Though they didn’t have a signed language in common, the trio became friends – communicating via a mix of ASL, International Sign Language, and gestures.

Hashim beat the couple to the peak on May 18, but he hasn’t been seen since. He disappeared the next day while descending from the summit to Camp Four.

The Malaysian and Nepali governments assisted in a search mission, which was ultimately abandoned on June 6.

This year was a dangerous one on the mountain. Nepal was widely criticized for issuing its highest number of climbing permits ever, amid concerns about potential overcrowding. Twelve climbers are confirmed to have died in the 2023 season, with another five – including Hawari – missing.

It is likely that Unger and Lehmann were the last two Deaf people Hashim saw before he died.
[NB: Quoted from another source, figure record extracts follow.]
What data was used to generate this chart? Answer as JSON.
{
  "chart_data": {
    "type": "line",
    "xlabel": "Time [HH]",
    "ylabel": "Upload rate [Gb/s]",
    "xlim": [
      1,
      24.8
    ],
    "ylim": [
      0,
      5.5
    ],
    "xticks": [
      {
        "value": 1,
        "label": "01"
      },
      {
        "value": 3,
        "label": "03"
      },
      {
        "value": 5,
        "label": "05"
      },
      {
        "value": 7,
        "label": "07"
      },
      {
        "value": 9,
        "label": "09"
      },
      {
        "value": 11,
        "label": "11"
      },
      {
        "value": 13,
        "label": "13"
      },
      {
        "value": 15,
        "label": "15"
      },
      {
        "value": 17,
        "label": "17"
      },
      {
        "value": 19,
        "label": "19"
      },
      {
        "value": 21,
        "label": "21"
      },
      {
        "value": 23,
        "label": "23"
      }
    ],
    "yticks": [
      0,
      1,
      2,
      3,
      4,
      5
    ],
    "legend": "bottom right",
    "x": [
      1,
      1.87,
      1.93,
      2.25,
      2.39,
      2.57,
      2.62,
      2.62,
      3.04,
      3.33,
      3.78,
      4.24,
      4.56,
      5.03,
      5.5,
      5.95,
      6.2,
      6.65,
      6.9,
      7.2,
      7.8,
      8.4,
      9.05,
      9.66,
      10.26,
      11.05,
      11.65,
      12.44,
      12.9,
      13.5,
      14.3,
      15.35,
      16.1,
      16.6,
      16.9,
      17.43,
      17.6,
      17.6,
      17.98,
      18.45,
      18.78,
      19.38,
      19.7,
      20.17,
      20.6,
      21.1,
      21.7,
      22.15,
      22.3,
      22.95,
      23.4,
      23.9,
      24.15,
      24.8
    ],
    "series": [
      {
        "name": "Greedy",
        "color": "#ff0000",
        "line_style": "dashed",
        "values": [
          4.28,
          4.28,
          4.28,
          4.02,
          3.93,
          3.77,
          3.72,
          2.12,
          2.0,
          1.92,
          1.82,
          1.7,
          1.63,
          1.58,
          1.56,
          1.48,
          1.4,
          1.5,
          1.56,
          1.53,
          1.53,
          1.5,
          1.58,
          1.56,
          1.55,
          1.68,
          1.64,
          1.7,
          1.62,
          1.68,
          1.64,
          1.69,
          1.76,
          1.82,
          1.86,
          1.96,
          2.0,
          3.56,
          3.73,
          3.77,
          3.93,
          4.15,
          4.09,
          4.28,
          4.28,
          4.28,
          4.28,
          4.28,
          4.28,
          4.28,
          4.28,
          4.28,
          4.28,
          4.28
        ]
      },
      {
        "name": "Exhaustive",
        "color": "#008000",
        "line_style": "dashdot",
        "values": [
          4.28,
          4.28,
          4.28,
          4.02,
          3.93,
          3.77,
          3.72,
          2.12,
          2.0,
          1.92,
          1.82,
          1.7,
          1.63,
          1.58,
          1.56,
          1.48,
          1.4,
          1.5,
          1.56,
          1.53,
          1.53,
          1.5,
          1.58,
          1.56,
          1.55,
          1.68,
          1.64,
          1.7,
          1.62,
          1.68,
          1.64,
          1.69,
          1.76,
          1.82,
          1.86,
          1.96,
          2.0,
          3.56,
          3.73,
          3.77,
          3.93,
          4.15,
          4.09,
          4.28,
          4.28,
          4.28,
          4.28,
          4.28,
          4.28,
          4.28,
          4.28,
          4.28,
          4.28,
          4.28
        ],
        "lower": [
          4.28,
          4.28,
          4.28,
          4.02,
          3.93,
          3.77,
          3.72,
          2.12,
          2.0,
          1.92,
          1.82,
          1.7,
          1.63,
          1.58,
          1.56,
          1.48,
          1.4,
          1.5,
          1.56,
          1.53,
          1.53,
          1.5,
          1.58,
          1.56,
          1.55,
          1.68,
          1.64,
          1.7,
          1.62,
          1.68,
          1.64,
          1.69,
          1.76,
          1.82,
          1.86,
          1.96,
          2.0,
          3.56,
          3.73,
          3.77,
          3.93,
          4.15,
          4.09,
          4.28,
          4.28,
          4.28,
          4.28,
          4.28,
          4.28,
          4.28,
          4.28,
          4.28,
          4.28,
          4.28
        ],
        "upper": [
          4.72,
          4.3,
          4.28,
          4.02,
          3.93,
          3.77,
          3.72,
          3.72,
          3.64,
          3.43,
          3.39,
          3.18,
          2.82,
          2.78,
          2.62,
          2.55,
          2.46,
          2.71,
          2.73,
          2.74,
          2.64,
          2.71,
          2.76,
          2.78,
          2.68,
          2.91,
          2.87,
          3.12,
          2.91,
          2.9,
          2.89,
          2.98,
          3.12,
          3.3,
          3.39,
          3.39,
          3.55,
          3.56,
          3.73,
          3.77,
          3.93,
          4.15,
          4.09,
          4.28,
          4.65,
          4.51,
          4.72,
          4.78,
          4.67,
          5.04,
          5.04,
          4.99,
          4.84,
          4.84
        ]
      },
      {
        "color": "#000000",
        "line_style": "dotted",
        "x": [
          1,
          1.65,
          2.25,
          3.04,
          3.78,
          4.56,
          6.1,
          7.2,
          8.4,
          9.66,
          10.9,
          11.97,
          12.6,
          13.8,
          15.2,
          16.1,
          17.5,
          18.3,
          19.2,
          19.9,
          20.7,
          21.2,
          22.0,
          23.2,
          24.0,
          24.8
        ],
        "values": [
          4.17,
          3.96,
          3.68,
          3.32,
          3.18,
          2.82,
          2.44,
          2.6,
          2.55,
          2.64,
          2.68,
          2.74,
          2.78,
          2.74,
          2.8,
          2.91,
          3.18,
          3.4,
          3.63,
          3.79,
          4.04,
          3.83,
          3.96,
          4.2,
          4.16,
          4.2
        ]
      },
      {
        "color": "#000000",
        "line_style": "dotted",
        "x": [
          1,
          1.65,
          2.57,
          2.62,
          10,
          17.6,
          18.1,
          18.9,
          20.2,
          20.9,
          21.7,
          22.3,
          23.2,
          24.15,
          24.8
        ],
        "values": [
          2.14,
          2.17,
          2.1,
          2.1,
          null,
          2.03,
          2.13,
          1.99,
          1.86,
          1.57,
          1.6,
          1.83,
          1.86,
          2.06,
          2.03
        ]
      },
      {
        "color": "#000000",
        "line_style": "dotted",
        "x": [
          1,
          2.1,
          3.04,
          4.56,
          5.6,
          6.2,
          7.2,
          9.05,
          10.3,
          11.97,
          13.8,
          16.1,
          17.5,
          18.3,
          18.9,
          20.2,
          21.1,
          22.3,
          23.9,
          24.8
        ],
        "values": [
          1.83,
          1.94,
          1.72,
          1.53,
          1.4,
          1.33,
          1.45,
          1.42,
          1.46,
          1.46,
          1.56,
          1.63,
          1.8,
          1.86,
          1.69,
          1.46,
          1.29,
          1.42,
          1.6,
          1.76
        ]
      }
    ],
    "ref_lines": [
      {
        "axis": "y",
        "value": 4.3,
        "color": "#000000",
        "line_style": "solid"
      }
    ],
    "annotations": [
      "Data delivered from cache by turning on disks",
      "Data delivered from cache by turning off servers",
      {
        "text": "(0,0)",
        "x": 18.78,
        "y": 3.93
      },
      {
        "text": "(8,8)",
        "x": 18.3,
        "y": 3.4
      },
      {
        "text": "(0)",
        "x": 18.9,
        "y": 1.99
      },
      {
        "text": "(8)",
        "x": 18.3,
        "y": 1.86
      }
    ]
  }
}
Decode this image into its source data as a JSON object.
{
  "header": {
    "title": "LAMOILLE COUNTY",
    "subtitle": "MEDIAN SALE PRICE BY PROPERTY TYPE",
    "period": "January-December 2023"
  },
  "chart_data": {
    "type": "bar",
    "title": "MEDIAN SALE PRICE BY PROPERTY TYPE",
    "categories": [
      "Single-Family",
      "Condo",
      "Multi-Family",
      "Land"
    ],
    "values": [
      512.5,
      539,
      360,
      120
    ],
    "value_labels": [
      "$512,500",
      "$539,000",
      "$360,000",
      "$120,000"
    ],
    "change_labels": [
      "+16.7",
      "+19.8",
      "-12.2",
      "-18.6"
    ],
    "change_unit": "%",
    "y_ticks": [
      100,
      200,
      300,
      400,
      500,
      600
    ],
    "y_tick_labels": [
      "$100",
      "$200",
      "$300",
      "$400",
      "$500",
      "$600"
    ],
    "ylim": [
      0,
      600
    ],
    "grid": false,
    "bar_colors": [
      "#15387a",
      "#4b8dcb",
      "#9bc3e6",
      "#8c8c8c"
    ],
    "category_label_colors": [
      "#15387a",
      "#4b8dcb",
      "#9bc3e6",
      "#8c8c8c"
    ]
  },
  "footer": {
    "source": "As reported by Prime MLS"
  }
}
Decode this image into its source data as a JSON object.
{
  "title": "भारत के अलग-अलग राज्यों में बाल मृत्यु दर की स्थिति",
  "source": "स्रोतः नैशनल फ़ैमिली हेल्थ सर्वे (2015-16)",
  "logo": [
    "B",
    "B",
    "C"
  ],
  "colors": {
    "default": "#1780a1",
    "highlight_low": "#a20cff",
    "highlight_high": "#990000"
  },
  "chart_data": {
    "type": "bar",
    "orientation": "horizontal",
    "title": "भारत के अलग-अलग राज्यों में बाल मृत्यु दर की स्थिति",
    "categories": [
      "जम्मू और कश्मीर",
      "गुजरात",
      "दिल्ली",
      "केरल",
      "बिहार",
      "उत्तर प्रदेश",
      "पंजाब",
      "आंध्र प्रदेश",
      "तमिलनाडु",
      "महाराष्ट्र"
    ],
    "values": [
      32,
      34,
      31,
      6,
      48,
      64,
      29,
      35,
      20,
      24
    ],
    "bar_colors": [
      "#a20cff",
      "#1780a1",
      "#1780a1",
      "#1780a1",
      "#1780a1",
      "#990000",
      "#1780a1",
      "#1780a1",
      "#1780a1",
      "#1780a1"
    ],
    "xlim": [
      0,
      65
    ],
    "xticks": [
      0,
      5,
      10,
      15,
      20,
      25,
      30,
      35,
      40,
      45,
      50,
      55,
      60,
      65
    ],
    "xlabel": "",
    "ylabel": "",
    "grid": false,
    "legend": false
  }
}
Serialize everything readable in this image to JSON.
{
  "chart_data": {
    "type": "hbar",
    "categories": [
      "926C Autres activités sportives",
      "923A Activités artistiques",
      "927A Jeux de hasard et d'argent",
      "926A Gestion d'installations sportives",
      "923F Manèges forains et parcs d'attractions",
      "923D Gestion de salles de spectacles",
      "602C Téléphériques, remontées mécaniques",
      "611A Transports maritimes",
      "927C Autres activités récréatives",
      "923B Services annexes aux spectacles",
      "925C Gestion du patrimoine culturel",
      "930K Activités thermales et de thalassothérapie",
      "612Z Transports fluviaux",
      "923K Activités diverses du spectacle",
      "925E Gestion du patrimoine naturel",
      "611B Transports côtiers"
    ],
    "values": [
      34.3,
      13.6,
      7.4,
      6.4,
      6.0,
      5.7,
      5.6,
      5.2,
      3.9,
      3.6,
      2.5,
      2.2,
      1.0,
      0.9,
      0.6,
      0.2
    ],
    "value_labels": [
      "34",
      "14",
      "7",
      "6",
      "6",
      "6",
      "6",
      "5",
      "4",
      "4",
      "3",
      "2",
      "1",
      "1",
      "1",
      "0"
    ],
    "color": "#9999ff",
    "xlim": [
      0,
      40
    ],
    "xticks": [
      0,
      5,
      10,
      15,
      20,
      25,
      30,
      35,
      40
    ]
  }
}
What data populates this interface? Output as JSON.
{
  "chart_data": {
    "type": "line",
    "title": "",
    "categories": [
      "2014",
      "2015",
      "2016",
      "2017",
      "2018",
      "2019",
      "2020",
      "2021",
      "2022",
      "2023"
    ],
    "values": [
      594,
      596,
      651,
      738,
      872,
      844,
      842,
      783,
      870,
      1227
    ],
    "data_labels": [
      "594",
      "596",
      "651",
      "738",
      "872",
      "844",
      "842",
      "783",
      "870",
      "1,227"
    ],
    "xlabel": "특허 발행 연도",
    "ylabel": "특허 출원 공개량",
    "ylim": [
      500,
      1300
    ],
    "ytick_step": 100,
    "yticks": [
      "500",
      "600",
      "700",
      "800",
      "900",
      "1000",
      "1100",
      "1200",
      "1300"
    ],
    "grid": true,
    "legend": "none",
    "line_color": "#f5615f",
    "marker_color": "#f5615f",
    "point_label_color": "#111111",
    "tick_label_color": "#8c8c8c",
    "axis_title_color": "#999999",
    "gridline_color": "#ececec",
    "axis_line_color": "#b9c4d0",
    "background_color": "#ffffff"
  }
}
“Of course we know that mountain climbing comes with risks,” says Unger. “But it happened to our friend, and our Deaf community, and it’s not easy for us.”

Signs of the future

The couple now aims to be the first Deaf climbers to complete the Seven Summits – the highest mountains on each continent. Only 460 known individuals have achieved the feat.

Their successful Everest ascent puts them more than halfway to their goal – in addition to Kilimanjaro, they’ve also summitted Aconagua and Denali, the highest peaks in South and North America respectively.

“With the right attitude and the right adjustments, (the outdoors) is available for Deaf and hard of hearing people,” says Lehmann. “It’s available for people with disabilities.”

He then talks about what he hopes that Deaf and hard of hearing kids will think when they see that two Deaf adults have conquered the world’s tallest mountain.

In ASL, a way to show emphasis on a word is by repeating a sign several times, growing larger or more urgent.

When talking about his aim to inspire Deaf and hard of hearing youth, Lehmann repeatedly uses the sign for “dream,” which looks like an inflated balloon, but he inflates the balloon until it’s bigger and bigger and bigger, nearly covering his whole body.

It’s hard to translate this concept into English.

But, as Lehmann and Unger’s mountain climbing experiences show, ambition makes sense in every language.